Je suis retourné à la médiathèque où un autre Kemp était disponible, Et le coucou, dans l'arbre, se rit de l'époux (2005, son dernier roman semble-t-il). J'ai d'abord examiné sa structure, 3 parties de 15 chapitres chacune, ce qui ne ressemble pas à un hasard et pourrait étayer l'hypothèse que la structure de son roman précédent était intentionnelle.
Je connais beaucoup de romans pareillement divisés en parties de même nombre de chapitres, par exemple Les Barricades mystérieuses, de Sébastien Lapaque (1998), divisé en 3 parties de 6 chapitres chacune, pour donner un 6-6-6 clairement assumé.
Il me semble plus immédiat de parler de Only Revolutions, de Danielewski, publié en 2006 mais dont une première version a été proposée à un panel de ses lecteurs en 2005. C'est un roman à double lecture et double couverture, de 360 pages de 360 mots chacune, réparti en deux récits (Sam et Hailey) eux-mêmes divisés en 45 sections, lesquelles répètent 3 fois un acrostiche de 15 lettres (Hailey and Sam and... d'une part, Sam and Hailey and... d'autre part).
Ci-contre la première page côté Hailey.
J'avoue avoir été incapable d'accrocher à ce texte, du moins à la version française que j'ai seule eue entre les mains. Une autre de ses particularités est que tous les 'o' du livre sont imprimés en couleur, en vert côté Hailey, en or côté Sam.
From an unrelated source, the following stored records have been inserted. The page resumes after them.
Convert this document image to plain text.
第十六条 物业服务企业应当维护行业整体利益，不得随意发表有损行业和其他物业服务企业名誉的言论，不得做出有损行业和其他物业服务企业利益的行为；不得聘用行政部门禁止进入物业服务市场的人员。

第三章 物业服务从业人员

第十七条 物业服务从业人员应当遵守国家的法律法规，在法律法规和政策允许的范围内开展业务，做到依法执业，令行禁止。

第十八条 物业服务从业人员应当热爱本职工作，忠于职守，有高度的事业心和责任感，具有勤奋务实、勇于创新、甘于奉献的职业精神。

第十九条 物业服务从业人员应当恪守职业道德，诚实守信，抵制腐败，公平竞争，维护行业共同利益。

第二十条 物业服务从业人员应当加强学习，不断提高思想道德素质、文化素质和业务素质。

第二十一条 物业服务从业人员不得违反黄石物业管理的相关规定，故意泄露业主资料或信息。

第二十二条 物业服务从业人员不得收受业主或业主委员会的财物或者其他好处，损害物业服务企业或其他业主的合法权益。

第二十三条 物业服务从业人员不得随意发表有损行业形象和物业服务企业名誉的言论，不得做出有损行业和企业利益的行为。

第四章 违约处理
Je me suis dit que 'o' était la 15e lettre, et que donc 3 'o' donnaient la valeur 45, or il y avait 3 'o' dans le titre.
Si cette remarque peut avoir une certaine pertinence vis-à-vis de Danielewski, elle ne concerne a priori en rien le roman de Kemp où la lettre 'o' n'est en rien distinguée des autres, cependant il y a également 3 'o' dans son titre... Sans doute faudrait-il connaître tous les romans de 3 fois 15 sections ou chapitres parus en 2005-6 pour apprécier la coïncidence, mais je rappelle que c'est l'idée, exprimée dans la chronique de Tanguay, de 666 correspondant à 3 'o' (ou 3 waw hébraïques), qui m'a amené aux romans de Kemp.

L'un des membres de l'Oupeinpo est Olivier O. Olivier, qui signe OOO !

Note ultérieure : j'oubliais que DaNIeLewski est aussi l'auteur de House Of Leaves, dont il code l'acronyme HOL par le numéro 081512 d'un document annexe (08-15-12 rangs des lettres H-O-L, de somme 35 comme NIL).

Queneau, onomométré plus haut, a aussi produit plusieurs romans structurés très rigoureusement, tel son premier, Le Chiendent, divisé en 7 parties de 13 sections chacune. Le beau livre Oupeinpo Du potentiel dans l'art (Seuil 2005) donne quelques autres portraits onomométriques, dont celui de cet autre oulipien, Harry Mathews, vu par Thieri Foulc.
Mathews a publié en 1986 Le Verger, suite de Je Me Souviens se rapportant tous à Perec. J'ignore si c'est voulu, mais le nombre de ces Je Me Souviens, non numérotés, est 123, ce qui correspond à la valeur de Georges Perec (76+47).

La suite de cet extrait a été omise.